The declaration by Chief Charumbira is a brazen violation of the country’s Constitution. Chapter 15 of the Constitution, in section 281, clearly spells out the guidelines and principles governing the office of traditional leaders. It unambiguously states that traditional leaders must not be members of any political party or in any way participate in partisan politics, act in a partisan manner or further the interests of any political party or cause.

This is not the first time that Chief Charumbira has ignored his constitutional mandate. The chief was once taken to court by the Election Resource Centre for openly supporting the late former President Robert Mugabe and his successor, Mnangagwa.

High Court judge, Justice Clement Phiri upheld that constitutional requirement, and ordered Charumbira to publicly withdraw his statement that traditional leaders should support the ruling party because it was in violation of the country’s laws.
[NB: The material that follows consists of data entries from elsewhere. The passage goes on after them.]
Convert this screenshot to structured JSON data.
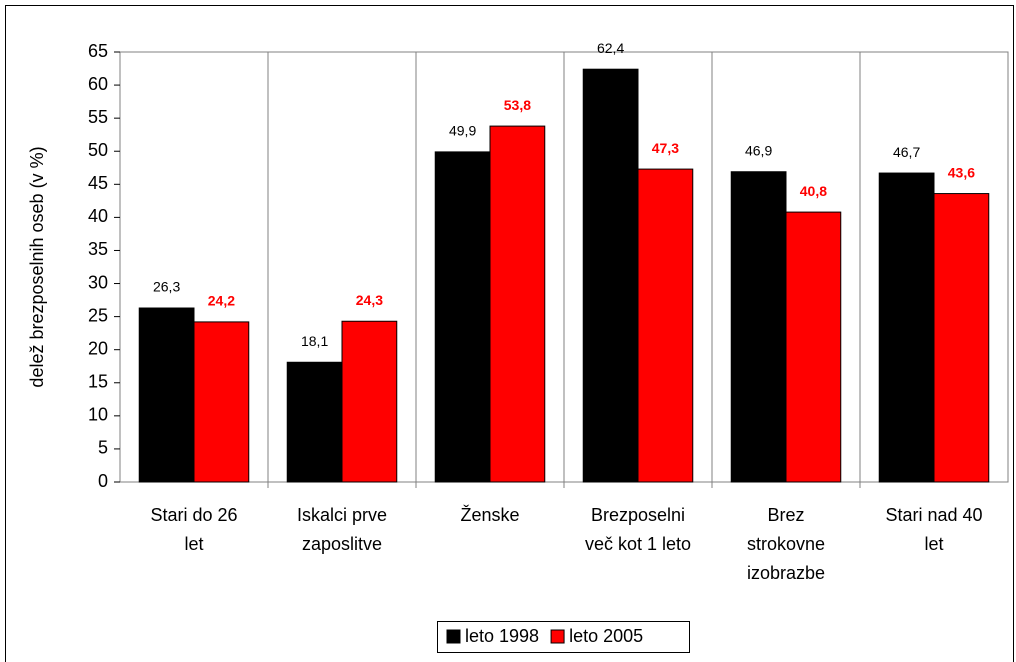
{
  "chart_data": {
    "type": "bar",
    "ylabel": "delež brezposelnih oseb (v %)",
    "categories": [
      "Stari do 26\nlet",
      "Iskalci prve\nzaposlitve",
      "Ženske",
      "Brezposelni\nveč kot 1 leto",
      "Brez\nstrokovne\nizobrazbe",
      "Stari nad 40\nlet"
    ],
    "series": [
      {
        "name": "leto 1998",
        "color": "#000000",
        "values": [
          26.3,
          18.1,
          49.9,
          62.4,
          46.9,
          46.7
        ],
        "value_labels": [
          "26,3",
          "18,1",
          "49,9",
          "62,4",
          "46,9",
          "46,7"
        ]
      },
      {
        "name": "leto 2005",
        "color": "#ff0000",
        "values": [
          24.2,
          24.3,
          53.8,
          47.3,
          40.8,
          43.6
        ],
        "value_labels": [
          "24,2",
          "24,3",
          "53,8",
          "47,3",
          "40,8",
          "43,6"
        ]
      }
    ],
    "ylim": [
      0,
      65
    ],
    "yticks": [
      0,
      5,
      10,
      15,
      20,
      25,
      30,
      35,
      40,
      45,
      50,
      55,
      60,
      65
    ],
    "legend": "bottom"
  }
}
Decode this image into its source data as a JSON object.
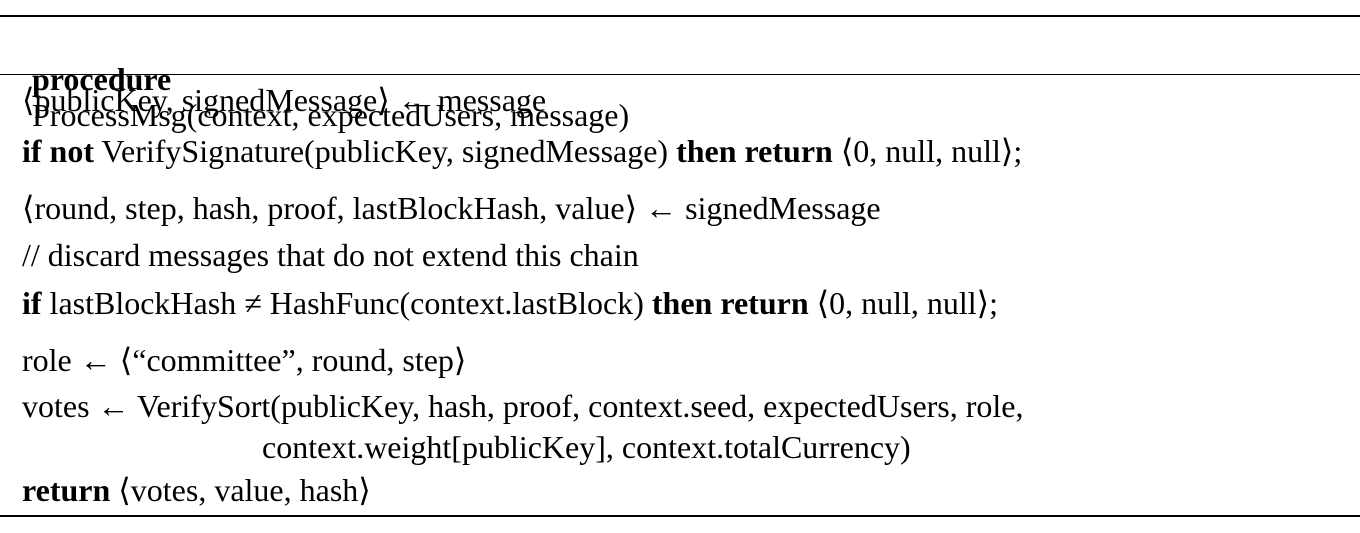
{
  "header": {
    "keyword": "procedure",
    "signature": "ProcessMsg(context, expectedUsers, message)"
  },
  "body_lines": [
    {
      "segments": [
        {
          "t": "⟨publicKey, signedMessage⟩ ← message",
          "b": false
        }
      ]
    },
    {
      "segments": [
        {
          "t": "if not",
          "b": true
        },
        {
          "t": " VerifySignature(publicKey, signedMessage) ",
          "b": false
        },
        {
          "t": "then return",
          "b": true
        },
        {
          "t": " ⟨0, null, null⟩;",
          "b": false
        }
      ]
    },
    {
      "segments": [
        {
          "t": "⟨round, step, hash, proof, lastBlockHash, value⟩ ← signedMessage",
          "b": false
        }
      ]
    },
    {
      "segments": [
        {
          "t": "// discard messages that do not extend this chain",
          "b": false
        }
      ]
    },
    {
      "segments": [
        {
          "t": "if",
          "b": true
        },
        {
          "t": " lastBlockHash ≠ HashFunc(context.lastBlock) ",
          "b": false
        },
        {
          "t": "then return",
          "b": true
        },
        {
          "t": " ⟨0, null, null⟩;",
          "b": false
        }
      ]
    },
    {
      "segments": [
        {
          "t": "role ← ⟨“committee”, round, step⟩",
          "b": false
        }
      ]
    },
    {
      "segments": [
        {
          "t": "votes ← VerifySort(publicKey, hash, proof, context.seed, expectedUsers, role,",
          "b": false
        }
      ]
    },
    {
      "segments": [
        {
          "t": "context.weight[publicKey], context.totalCurrency)",
          "b": false
        }
      ]
    },
    {
      "segments": [
        {
          "t": "return",
          "b": true
        },
        {
          "t": " ⟨votes, value, hash⟩",
          "b": false
        }
      ]
    }
  ]
}
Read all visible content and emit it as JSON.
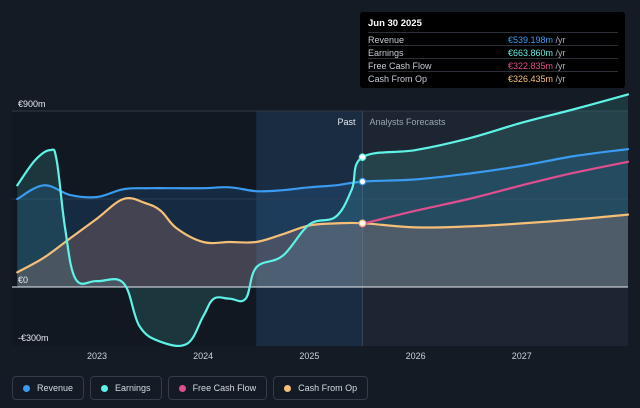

“The remarks made by the first respondent (Charumbira) on October 28, 2017 (when Mugabe was still President) on the occasion of the annual conference of the Council of Chiefs and on January 13, 2018 (when Mnangagwa had succeeded Mugabe) to the effect that traditional leaders have been supporting and must continue to support Zanu PF and its presidential candidate in the forthcoming 2018 elections be and is, hereby, declared to be in contravention of the Constitution of Zimbabwe,” the judge ruled on May 9, 2018.

That Charumbira has done it again five years later shows that the man has no respect for the Constitution, or he is listening to his master’s voice?

It is damning that the chief keeps wilfully violating the Constitution, but what is worse is that Mnangagwa, who swore to uphold the Constitution when he came into office, is complicity in the wanton disregard of the country’s supreme law.

Perhaps the chief’s intransigence should not surprise us given that Mnangagwa, since coming into power in 2017 has ravaged the Constitution, that was endorsed by Zimbabweans in 2013, to suit his interests. Of particular note are the changes he made to the Constitution that has made the Judiciary beholden to his whims.

While government officials have been at pains claiming that the country respects the rule of law, evidence suggests otherwise.